Un profesional con buena gestión de crisis tiene capacidades para anticipar riesgos, mediante su liderazgo y toma de decisiones. Eso hace posible proteger la reputación, minimizar daños operativos y garantizar la continuidad del negocio ante imprevistos de todo tipo”, afirma el especialista.

Agrega que estas competencias permiten definir medidas de forma rápida, evitando impactos negativos y resguardando factores sensibles para la organización, como los aspectos legales, financieros y de competitividad.

{SUB Mantener la calma

Más allá de la experiencia técnica, uno de los mayores desafíos en escenarios críticos es mantener la calma, tanto a nivel personal como al liderar equipos de trabajo. La presión, la falta de información completa y la urgencia por responder pueden afectar la calidad de las decisiones si no se cuenta con las habilidades adecuadas.
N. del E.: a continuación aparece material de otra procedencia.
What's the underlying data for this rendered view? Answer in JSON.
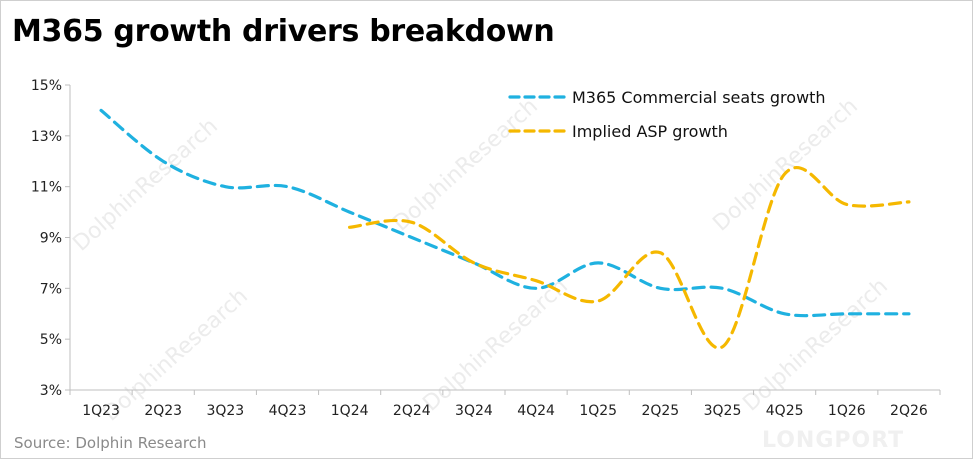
{
  "title": "M365 growth drivers breakdown",
  "source": "Source: Dolphin Research",
  "watermark": "DolphinResearch",
  "brand": "LONGPORT",
  "chart_data": {
    "type": "line",
    "categories": [
      "1Q23",
      "2Q23",
      "3Q23",
      "4Q23",
      "1Q24",
      "2Q24",
      "3Q24",
      "4Q24",
      "1Q25",
      "2Q25",
      "3Q25",
      "4Q25",
      "1Q26",
      "2Q26"
    ],
    "y_ticks": [
      3,
      5,
      7,
      9,
      11,
      13,
      15
    ],
    "y_tick_labels": [
      "3%",
      "5%",
      "7%",
      "9%",
      "11%",
      "13%",
      "15%"
    ],
    "ylim": [
      3,
      15
    ],
    "y_unit": "%",
    "grid": false,
    "legend_position": "top-right",
    "series": [
      {
        "name": "M365 Commercial seats growth",
        "color": "#1fb1e0",
        "style": "dashed",
        "values": [
          14.0,
          12.0,
          11.0,
          11.0,
          10.0,
          9.0,
          8.0,
          7.0,
          8.0,
          7.0,
          7.0,
          6.0,
          6.0,
          6.0
        ]
      },
      {
        "name": "Implied ASP growth",
        "color": "#f5b800",
        "style": "dashed",
        "values": [
          null,
          null,
          null,
          null,
          9.4,
          9.6,
          8.0,
          7.3,
          6.5,
          8.4,
          4.7,
          11.5,
          10.3,
          10.4
        ]
      }
    ]
  }
}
En este punto, Arnaes subraya que, “aquí radican factores como las habilidades blandas, que son altamente valoradas, y condiciones de liderazgo ya que son claves para conducir procesos de este tipo. Dentro de este aspecto, es importante demostrar cualidad para el manejo del estrés, evaluación del escenario, priorización y jerarquización, toma de decisiones, proactividad, adaptabilidad, flexibilidad, así como el impacto que genera el manejo en el equipo de trabajo”.

Manejo comunicacional y transparencia


Otro elemento central en la gestión de crisis es la comunicación. En situaciones de alta tensión, una estrategia comunicacional deficiente puede amplificar los problemas y generar desconfianza, tanto al interior de la organización como hacia el exterior. Por el contrario, una comunicación clara y transparente puede contribuir a reducir la incertidumbre y ordenar los procesos.

“La comunicación clara y la transparencia son pilares fundamentales en la gestión de crisis porque inciden en la construcción de confianza, reducción de la incertidumbre y prevención de rumores. Además, fortalecen la credibilidad organizacional al asumir responsabilidades”, sostiene Arnaes.

Añade que “ofrecer y demostrar capacidades de este tipo no solo son bien vistas durante los procesos de selección, sino que también son habilidades fundamentales para quienes están desempeñando algún cargo de toma de decisiones, ya que permiten proyectar una carrera a través de una promoción o ascenso”.

Recomendaciones para enfrentar crisis


Si bien no existen recetas únicas para enfrentar escenarios críticos, las organizaciones valoran a los líderes que son capaces de responder de manera efectiva, reduciendo al máximo los impactos negativos. La experiencia, el criterio y la capacidad de análisis se transforman en factores diferenciadores al momento de atravesar una crisis.

“Las empresas valoran líderes que sean capaces de asumir este tipo de responsabilidades generando el menor impacto posible. Dentro de esa lógica, la clave incluye detectar el problema, visualizar posibles escenarios y tomar decisiones tendientes a resolver el asunto con eficiencia”, sentencia Arnaes.